OK, so maybe the better option for you is to transition what you have by hand, to what Rockstor understands. I.e. rather than create a new native Pool, and copy original Pool data, which as you say will break your uuids, you by-hand transition your existing pool over to what is understood by Rockstor.
Our requirements are no partitions, and one layer deep of subvols only. And we can’t cope with non system-wide unique pool or subvolume names. I.e. all Pools & subvols must have unique names. So you can’t have the same name used more than once system-wide.
The main problem there is likely the subvol depth. Our Shares are subvols in top-level volume (Pool). anything deeper and they are ignored. We also have some expectations regarding snapshot location, but some of this can be masked from the Web-UI via ignore mechanisms involving trivial code changes.
For the system (ROOT) Pool we have:
And for all data Pools we have a Bees exclusion as it was found that program created ‘confusing’ subvols for @kupan787 here on the forum who reported this.
So there is wiggle room.
I.e. you could alternatively by-hand transition your existing pool into a form that is acceptable.
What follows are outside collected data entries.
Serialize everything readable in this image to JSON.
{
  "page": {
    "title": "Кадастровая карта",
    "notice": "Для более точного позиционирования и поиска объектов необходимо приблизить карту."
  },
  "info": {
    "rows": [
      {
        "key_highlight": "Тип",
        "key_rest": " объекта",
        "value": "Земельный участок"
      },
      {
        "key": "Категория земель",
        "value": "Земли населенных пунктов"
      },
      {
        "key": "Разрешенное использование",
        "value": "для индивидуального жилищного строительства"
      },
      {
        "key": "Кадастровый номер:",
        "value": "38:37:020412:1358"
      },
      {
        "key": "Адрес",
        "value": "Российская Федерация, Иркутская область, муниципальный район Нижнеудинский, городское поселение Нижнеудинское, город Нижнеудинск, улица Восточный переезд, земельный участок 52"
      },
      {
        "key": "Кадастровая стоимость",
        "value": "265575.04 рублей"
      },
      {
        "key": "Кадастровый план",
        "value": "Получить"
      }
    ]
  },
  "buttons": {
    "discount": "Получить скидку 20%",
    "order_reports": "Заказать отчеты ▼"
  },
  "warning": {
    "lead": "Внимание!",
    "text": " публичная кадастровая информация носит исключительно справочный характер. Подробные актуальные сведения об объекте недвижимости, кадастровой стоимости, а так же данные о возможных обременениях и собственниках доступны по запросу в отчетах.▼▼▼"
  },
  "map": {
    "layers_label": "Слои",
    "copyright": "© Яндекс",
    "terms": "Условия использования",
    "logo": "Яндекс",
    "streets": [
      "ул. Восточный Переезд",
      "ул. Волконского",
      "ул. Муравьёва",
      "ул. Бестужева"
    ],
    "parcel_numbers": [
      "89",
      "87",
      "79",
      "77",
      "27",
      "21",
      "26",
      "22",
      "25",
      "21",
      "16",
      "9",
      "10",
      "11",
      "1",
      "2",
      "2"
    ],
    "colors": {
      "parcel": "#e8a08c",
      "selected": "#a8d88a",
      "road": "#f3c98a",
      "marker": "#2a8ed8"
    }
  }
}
I.e. non LUKS in partition, (not ideal by two vectors) or full disk LUKS, tricky I know: but doable. And will almost inevitably involve additional disks that could at least be prepared on Rockstor, then you by hand transition you existing Pool to initially include this/these new members, and progressively not include your existing LUKS-in-partition members.
Hopefully I’ve not fumbled that too much :).
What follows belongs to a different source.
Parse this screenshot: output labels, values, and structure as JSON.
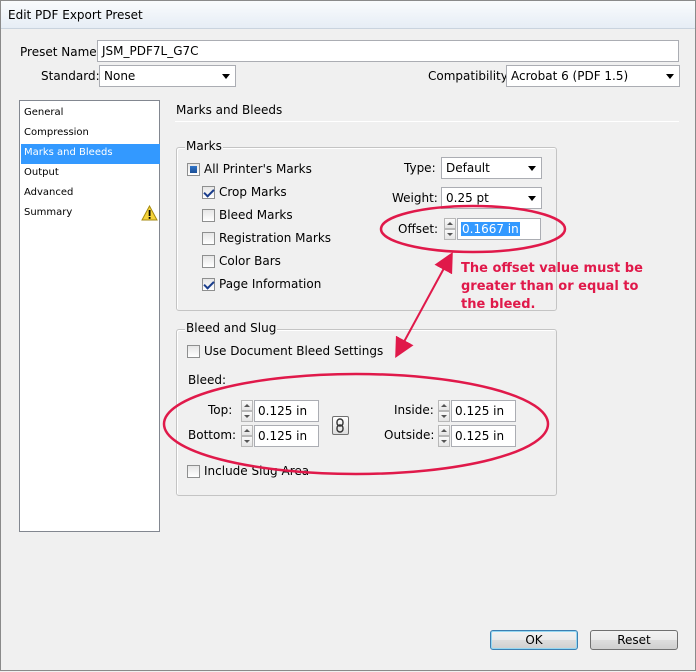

So in short, you could preserve uuid and your existing pool by, progressively, adding Rockstor compatibly drive members, and removing the incompatible members. Likely by-hand but that is how you have been working all this time so you should be good on that front. But again, our LUKS needs some attention, i.e. check the following, now outdated issue:
Where a linked suspected systemd issue breaks our currently working in 15.3 and TW at the time LUKS arrangement. I’ve not tested on a Leap 15.5 base yet but we have been publishing testing rpms for 15.5 since its beta days, and it is our next stable release target. And as stated all our testing rpms are fresh install tested before release, current 5.0.6-0 issues relate only to updating. And 2 or the 3 identified issues here on the forum have now been fixed in testing branch (or pending merge) ready for the next rpm. Working on the last later today as it goes.
Funny, just the mention of “copy the pool” made me completely forget the possibility of modifying the pool’s disk layout by adding and removing devices.
That indeed sounds like a workable procedure.